Plants growing in “patches” along hillsides of the Fern Truck Trail in the Upper Arroyo Seco.

In the field, where this patch landscape ecology took shape was in observing how vegetation (in both wild and semi-wild spaces) followed a similar pattern of growing where the environment was best suited to nurture and encourage its growth.

In gardening terms, the right plant in the right place.

It struck me that this patchwork ecology that was occurring in the wild spaces was similar (if not the same thing) happening in the urban spaces as native and non-native plants become opportunists and populate hospitable landscapes, if not inviting, to exist in.

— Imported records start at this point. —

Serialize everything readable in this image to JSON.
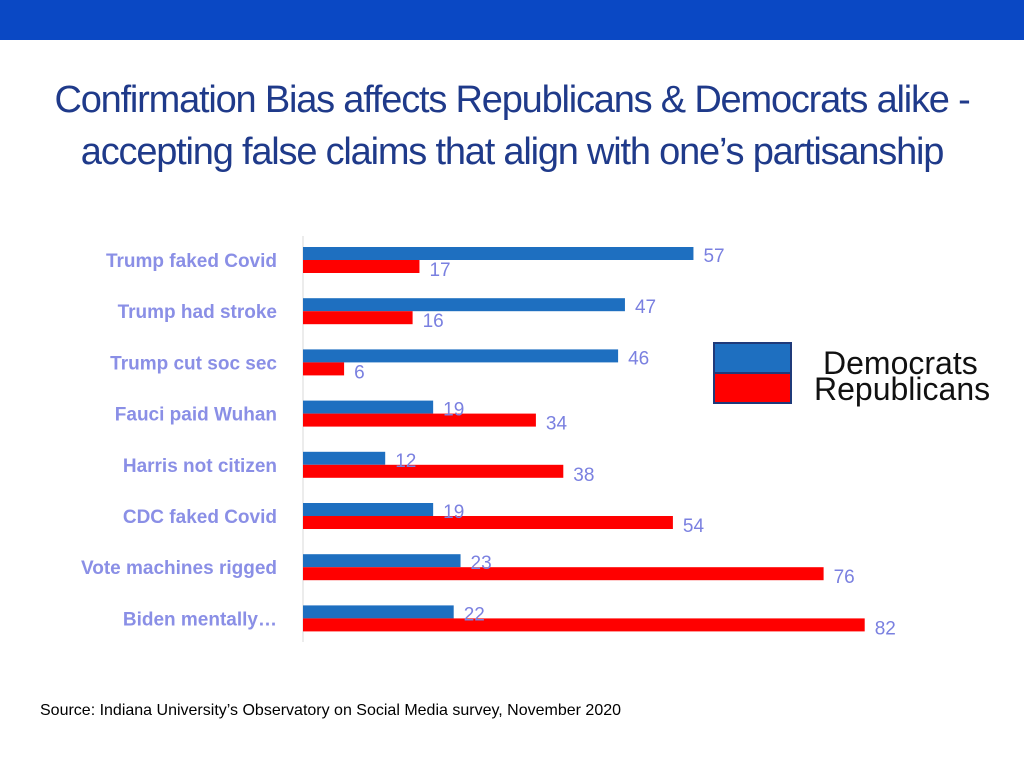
{
  "slide": {
    "title_line1": "Confirmation Bias affects Republicans & Democrats alike -",
    "title_line2": "accepting false claims that align with one’s partisanship",
    "source": "Source: Indiana University’s Observatory on Social Media survey, November 2020"
  },
  "colors": {
    "top_band": "#0a48c4",
    "democrats": "#1e6fc0",
    "republicans": "#ff0000",
    "title": "#1f3a8a",
    "labels": "#8a8fe6"
  },
  "chart_data": {
    "type": "bar",
    "orientation": "horizontal",
    "categories": [
      "Trump faked Covid",
      "Trump had stroke",
      "Trump cut soc sec",
      "Fauci paid Wuhan",
      "Harris not citizen",
      "CDC faked Covid",
      "Vote machines rigged",
      "Biden mentally…"
    ],
    "series": [
      {
        "name": "Democrats",
        "values": [
          57,
          47,
          46,
          19,
          12,
          19,
          23,
          22
        ]
      },
      {
        "name": "Republicans",
        "values": [
          17,
          16,
          6,
          34,
          38,
          54,
          76,
          82
        ]
      }
    ],
    "xlim": [
      0,
      100
    ],
    "legend": [
      "Democrats",
      "Republicans"
    ],
    "legend_position": "right",
    "grid": false
  }
}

In effect, the anthropogenic impacts of human occupations are themselves, creating new ecosystems into which native plants can find footholds. It was in this context that the picture of my becoming a California naturalist crystalized.

Looking beyond the second bridge at the Upper Arroyo Seco in Alta Dena, CA.
Looking beyond the second bridge at the Upper Arroyo Seco in Alta Dena, CA.

Accidental Ecosystems

Looking south from the riparian ecosystem of the Lower Arroyo Seco into the meadow.
Looking south from the riparian ecosystem of the Lower Arroyo Seco into the meadow.

The effects of all this city building have been the construction of a patchwork landscape of micro-climates, islands of ecology, and an urban forest of chemically fertilized lawns dotted in a patchwork quilt of weedy native lots, small native gardens, and hillsides aggressively holding to their fire-prone sage/chaparral ecosystems. At the same time, what was once wide riparian flood plains, oak forests, and meadowlands have been subsumed into the new urban sprawl.

It’s out of this new landscape, these natural and reclaimed spaces, that being a naturalist in the urban world exists. We think of suburbia as being all lawn and bungalow homes, when, the unique ecosystems of the pre-human California still exist in the patchwork landscapes between the anthropogenic footprints of human occupation. It may be as simple as a ground out millstone pits in rocks from early human occupants or large concrete water channels redirecting the flow of water through a space.

The Suburban Naturalist 

The journey of becoming a California naturalist was less about a hard depth of subject plunge into the aspects of animal species, plant taxonomy, or geography (though these are all aspects of the process). Rather it seems more akin to understanding what’s going on in the spaces around you and how those things exist: place to place, season to season, location to location, even in a suburban setting.

The environment is a dynamic and fluid space. Ecosystems exist in many aspects and in many configurations with a variety of inputs and pressures. While human inputs create a unique set of pressures on a landscape, so do they create new habitats and ecosystems. From that understanding that an appreciation for studying nature can take hold.